Looking Back at the Cuyahoga River Fire 50 Years Later

June 27, 2019

The 1969 fire became a symbol of the U.S. environmental movement

The Cuyahoga River caught fire 50 years ago this week. The 1969 fire became a symbol of the U.S. environmental movement and led to the formation of the U.S. EPA and the enactment of the Clean Water Act, according to Chemical & Engineering News (C&EN).  

The river has met recovery benchmarks but still is suffering from ecological problems, according to C&EN. In the late 1960s, the river was polluted and oozing with oil, chemicals and sludge. The river passed by steel mills, manufacturing plants, and a paint factory, taking in their discharge of waste, according to C&EN. President Richard M. Nixon formed EPA in 1970 and Congress passed the Clean Air Act the same year and the Clean Water Act in 1972.

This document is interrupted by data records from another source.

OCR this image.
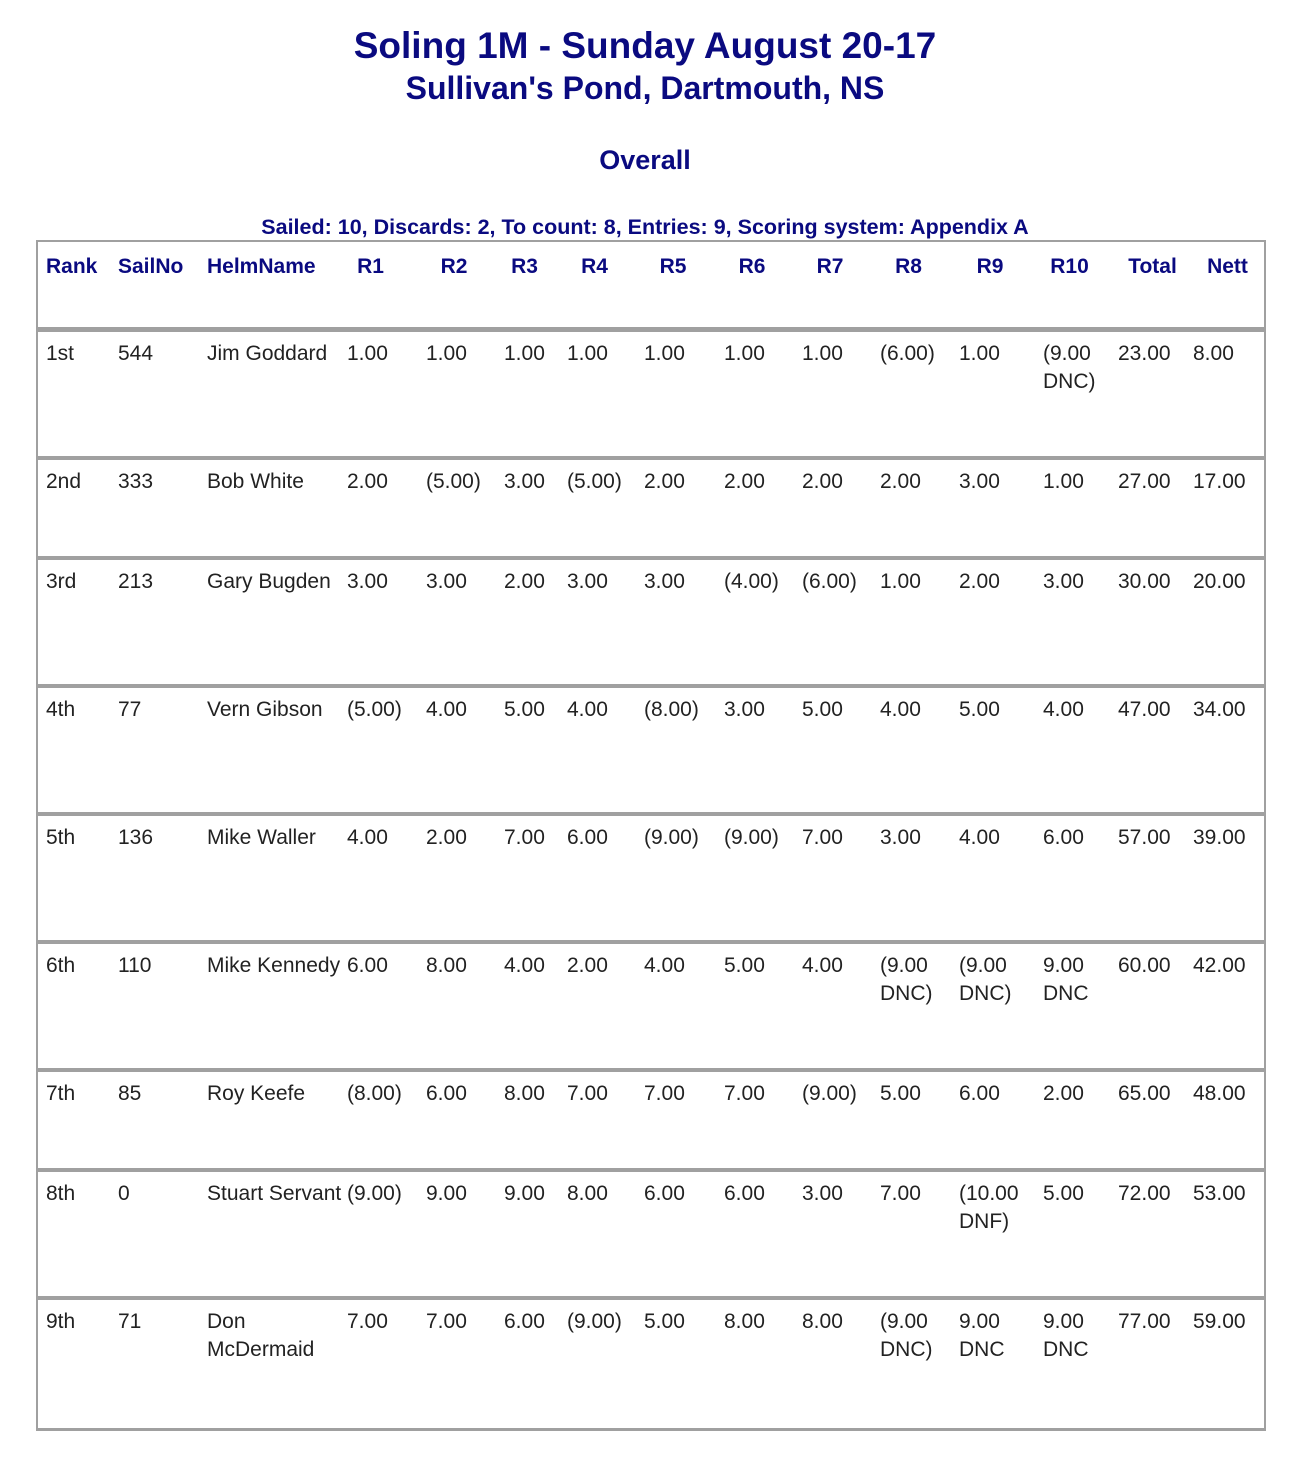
Soling 1M - Sunday August 20-17
Sullivan's Pond, Dartmouth, NS
Overall
Sailed: 10, Discards: 2, To count: 8, Entries: 9, Scoring system: Appendix A
Rank	SailNo	HelmName	R1	R2	R3	R4	R5	R6	R7	R8	R9	R10	Total	Nett
1st	544	Jim Goddard	1.00	1.00	1.00	1.00	1.00	1.00	1.00	(6.00)	1.00	(9.00 DNC)	23.00	8.00
2nd	333	Bob White	2.00	(5.00)	3.00	(5.00)	2.00	2.00	2.00	2.00	3.00	1.00	27.00	17.00
3rd	213	Gary Bugden	3.00	3.00	2.00	3.00	3.00	(4.00)	(6.00)	1.00	2.00	3.00	30.00	20.00
4th	77	Vern Gibson	(5.00)	4.00	5.00	4.00	(8.00)	3.00	5.00	4.00	5.00	4.00	47.00	34.00
5th	136	Mike Waller	4.00	2.00	7.00	6.00	(9.00)	(9.00)	7.00	3.00	4.00	6.00	57.00	39.00
6th	110	Mike Kennedy	6.00	8.00	4.00	2.00	4.00	5.00	4.00	(9.00 DNC)	(9.00 DNC)	9.00 DNC	60.00	42.00
7th	85	Roy Keefe	(8.00)	6.00	8.00	7.00	7.00	7.00	(9.00)	5.00	6.00	2.00	65.00	48.00
8th	0	Stuart Servant	(9.00)	9.00	9.00	8.00	6.00	6.00	3.00	7.00	(10.00 DNF)	5.00	72.00	53.00
9th	71	Don McDermaid	7.00	7.00	6.00	(9.00)	5.00	8.00	8.00	(9.00 DNC)	9.00 DNC	9.00 DNC	77.00	59.00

Time magazine’s Aug. 1, 1969, issue made the river famous when the story on the incident included a photo from a prior fire on the Cuyahoga in 1952. The photo also included firefighters on a bridge spraying streams of water to a tugboat surrounded by flames, according to C&EN.

It was around this time that Mayor Carl Stokes recognized that it was not just a water issue but a social justice issue, according to WBUR.

"He got the city to pass a $100 million bond to start cleaning up the river at the same time the Time magazine article came out," said Jane Goodman executive director of the Cuyahoga River Restoration, according to WBUR. "There was this terrific photo of the 1952 fire and people bought it because it was a follow-up to the [Apollo 11] moon landing and on the cover was Teddy Kennedy in a neck brace. It was the Chappaquiddick issue. So the reason so many people found out about it was because they read that issue of Time magazine."

The river itself had caught fire 13 times by 1969, when it came to ahead. Goodman said that many at the time thought of the Cuyahoga as “an open sewer dump site.”

The area now has three wastewater treatment plants that were constructed in the early 20th century. Two plants release treated water into Lake Erie, and one discharges into Cuyahoga, according to C&EN.

Several changes have improved river conditions, including Clean Water Act. Many industries attached their discharge pipes into the public sewage system, subjecting their waste to treatment before discharge, according to C&EN.